Karena itu, sangat menjadi menteri dan ada permasalahan muncul yang dihadapi perempuan Papua, Yohana Susana Yembise selalu meminta kepada polisi agar semuanya diselesaikan secara hukum, bukan secara adat. Undang-undang kita buat untuk dilaksanakan.
Buku ini bisa memberikan inspirasi untuk membangun sisi kemanusiaan perempuan dan anak-anak Indonesia dapat terpenuhi dan terlindungi hak-haknya", kata Sekretaris Kementerian Pemberdayaan Perempuan dan Perlindungan Anak Pribudiarta Nur Sitepu.
Hadir dalam peluncuran buku tersebut adalah mantan Menteri Pemberdayaan Perempuan dan Perlindungan Anak Linda Amalia Sari Gumelar, Ketua Komisi Perlindungan Anak Susanto, Pemerhati Anak Seto Mulyadi, Mantan Ketua Komisi VIII DPR Ali Taher, tokoh Papua dan tokoh Nasional lainnya.

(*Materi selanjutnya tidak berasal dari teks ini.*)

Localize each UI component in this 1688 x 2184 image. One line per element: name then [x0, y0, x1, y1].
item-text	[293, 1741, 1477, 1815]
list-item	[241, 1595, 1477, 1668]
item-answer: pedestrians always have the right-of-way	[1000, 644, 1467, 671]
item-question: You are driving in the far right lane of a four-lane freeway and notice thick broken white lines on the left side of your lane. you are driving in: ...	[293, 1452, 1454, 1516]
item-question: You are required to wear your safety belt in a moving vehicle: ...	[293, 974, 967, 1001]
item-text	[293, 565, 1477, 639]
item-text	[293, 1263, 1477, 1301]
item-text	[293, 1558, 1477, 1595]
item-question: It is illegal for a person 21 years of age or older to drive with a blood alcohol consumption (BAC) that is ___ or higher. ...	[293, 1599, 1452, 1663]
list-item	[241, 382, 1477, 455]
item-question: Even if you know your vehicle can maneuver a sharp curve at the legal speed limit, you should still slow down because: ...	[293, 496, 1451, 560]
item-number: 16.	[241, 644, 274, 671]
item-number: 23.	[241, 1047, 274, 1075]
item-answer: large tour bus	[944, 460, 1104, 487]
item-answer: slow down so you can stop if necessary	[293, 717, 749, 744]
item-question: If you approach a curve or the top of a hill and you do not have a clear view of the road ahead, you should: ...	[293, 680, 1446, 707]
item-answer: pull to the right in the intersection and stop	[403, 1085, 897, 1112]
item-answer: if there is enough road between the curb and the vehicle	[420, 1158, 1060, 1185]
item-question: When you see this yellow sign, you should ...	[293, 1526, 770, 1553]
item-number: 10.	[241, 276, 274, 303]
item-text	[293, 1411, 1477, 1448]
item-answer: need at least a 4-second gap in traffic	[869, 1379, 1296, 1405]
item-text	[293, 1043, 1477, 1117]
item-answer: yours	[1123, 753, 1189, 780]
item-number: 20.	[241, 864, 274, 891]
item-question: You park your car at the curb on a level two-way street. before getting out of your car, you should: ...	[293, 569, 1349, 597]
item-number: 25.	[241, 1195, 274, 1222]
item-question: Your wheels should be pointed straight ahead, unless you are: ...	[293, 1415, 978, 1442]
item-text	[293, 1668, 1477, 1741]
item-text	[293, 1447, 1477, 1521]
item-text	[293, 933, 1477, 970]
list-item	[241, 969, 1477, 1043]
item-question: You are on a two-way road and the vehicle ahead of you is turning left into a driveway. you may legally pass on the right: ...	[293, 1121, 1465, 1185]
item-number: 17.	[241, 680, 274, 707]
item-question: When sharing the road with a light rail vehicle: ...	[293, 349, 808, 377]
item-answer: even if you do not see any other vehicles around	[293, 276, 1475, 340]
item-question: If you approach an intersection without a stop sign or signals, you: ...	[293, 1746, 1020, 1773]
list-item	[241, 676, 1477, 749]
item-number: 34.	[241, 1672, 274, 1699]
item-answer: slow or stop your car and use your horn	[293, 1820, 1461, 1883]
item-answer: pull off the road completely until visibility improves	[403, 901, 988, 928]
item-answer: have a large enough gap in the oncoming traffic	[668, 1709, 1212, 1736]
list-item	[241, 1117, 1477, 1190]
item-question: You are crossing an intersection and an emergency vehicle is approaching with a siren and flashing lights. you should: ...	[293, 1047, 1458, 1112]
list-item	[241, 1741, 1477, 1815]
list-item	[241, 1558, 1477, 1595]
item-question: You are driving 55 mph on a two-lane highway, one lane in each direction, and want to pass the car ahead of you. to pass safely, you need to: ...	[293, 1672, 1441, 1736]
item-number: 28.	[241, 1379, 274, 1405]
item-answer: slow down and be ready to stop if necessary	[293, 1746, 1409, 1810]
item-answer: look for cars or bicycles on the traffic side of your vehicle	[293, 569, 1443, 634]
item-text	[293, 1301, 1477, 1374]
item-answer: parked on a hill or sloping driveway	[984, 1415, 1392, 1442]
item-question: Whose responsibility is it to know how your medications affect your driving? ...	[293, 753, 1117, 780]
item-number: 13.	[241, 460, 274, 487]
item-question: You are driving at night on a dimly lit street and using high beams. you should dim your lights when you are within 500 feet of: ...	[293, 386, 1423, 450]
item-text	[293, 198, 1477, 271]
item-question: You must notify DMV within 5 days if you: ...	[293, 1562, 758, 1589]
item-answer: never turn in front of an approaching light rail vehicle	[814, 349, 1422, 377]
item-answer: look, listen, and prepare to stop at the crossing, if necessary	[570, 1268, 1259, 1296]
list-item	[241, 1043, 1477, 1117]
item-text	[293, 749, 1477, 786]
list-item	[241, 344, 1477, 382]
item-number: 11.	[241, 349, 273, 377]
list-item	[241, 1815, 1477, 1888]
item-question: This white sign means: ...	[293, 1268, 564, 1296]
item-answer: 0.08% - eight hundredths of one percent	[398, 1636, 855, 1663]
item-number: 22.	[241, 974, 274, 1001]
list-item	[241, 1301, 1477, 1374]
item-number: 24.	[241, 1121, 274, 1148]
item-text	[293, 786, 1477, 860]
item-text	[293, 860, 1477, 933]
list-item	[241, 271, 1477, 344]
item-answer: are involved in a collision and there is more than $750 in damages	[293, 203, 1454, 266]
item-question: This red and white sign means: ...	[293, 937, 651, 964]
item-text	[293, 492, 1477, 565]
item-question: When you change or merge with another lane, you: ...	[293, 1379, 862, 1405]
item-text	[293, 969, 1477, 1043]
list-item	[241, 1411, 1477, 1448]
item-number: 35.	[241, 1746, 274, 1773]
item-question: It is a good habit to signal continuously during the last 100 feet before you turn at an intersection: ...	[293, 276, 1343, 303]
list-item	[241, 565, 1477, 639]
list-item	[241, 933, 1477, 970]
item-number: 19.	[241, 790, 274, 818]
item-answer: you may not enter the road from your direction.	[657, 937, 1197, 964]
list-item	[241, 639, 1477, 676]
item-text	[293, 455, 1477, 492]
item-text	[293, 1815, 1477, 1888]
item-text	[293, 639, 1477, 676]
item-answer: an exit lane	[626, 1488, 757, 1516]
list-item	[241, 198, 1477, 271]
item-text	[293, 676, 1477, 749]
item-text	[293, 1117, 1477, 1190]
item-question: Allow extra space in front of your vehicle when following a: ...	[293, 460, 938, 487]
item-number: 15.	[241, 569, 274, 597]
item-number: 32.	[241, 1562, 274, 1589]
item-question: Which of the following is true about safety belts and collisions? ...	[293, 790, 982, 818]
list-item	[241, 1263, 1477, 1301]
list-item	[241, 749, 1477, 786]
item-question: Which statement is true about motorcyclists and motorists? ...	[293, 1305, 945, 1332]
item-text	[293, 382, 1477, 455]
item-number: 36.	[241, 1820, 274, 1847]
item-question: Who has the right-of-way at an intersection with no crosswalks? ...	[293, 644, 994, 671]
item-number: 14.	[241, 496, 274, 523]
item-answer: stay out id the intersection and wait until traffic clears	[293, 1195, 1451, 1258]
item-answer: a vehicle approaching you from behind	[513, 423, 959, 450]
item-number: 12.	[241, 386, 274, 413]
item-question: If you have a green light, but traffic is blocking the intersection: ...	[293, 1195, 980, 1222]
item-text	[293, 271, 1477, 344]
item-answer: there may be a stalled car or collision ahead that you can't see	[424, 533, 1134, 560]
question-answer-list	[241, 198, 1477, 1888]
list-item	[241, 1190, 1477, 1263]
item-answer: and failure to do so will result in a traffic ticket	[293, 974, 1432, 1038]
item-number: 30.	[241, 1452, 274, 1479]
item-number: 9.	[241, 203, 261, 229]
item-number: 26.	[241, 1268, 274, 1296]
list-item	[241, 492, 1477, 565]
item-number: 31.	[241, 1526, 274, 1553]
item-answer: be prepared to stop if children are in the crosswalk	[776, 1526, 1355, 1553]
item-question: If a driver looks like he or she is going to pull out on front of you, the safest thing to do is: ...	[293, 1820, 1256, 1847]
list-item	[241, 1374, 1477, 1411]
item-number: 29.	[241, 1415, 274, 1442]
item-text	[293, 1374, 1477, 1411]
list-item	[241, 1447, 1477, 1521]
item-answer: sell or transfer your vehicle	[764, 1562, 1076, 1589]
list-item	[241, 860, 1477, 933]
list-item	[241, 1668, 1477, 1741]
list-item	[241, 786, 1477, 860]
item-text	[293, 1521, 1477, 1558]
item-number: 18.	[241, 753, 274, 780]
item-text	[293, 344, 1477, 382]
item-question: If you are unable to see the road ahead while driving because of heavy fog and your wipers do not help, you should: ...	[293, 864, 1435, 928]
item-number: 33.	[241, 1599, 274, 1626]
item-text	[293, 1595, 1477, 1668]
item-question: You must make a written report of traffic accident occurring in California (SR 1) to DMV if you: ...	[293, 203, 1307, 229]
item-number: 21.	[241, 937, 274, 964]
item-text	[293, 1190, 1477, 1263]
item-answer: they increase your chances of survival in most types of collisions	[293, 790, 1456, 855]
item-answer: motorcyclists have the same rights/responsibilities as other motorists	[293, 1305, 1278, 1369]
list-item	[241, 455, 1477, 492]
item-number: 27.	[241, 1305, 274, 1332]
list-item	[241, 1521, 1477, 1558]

Sementara itu, dalam acara Ngobrol Penuh Inspirasi (NGOPI) bersama Sekretaris Kementerian Pemberdayaan Perempuan dan Perlindungan Anak, pak Pri menyatakan sudah semestinya perempuan aktif dalam beberapa sektor pembangunan. Namun Kenyataannya diskriminasi gender yang masih menjadi masalah yang bisa penghambat kontribusi mereka dalam pembangunan.
Untuk menghapus permasalahan tersebut dibutuhkan sinergi dari seluruh pihak termasuk pemerintah, tokoh agama dan tokoh adat karena peran tungku ini merupakan komitmen kita bersama sebab kalau bukan kita siapa lagi yang melindungi mereka.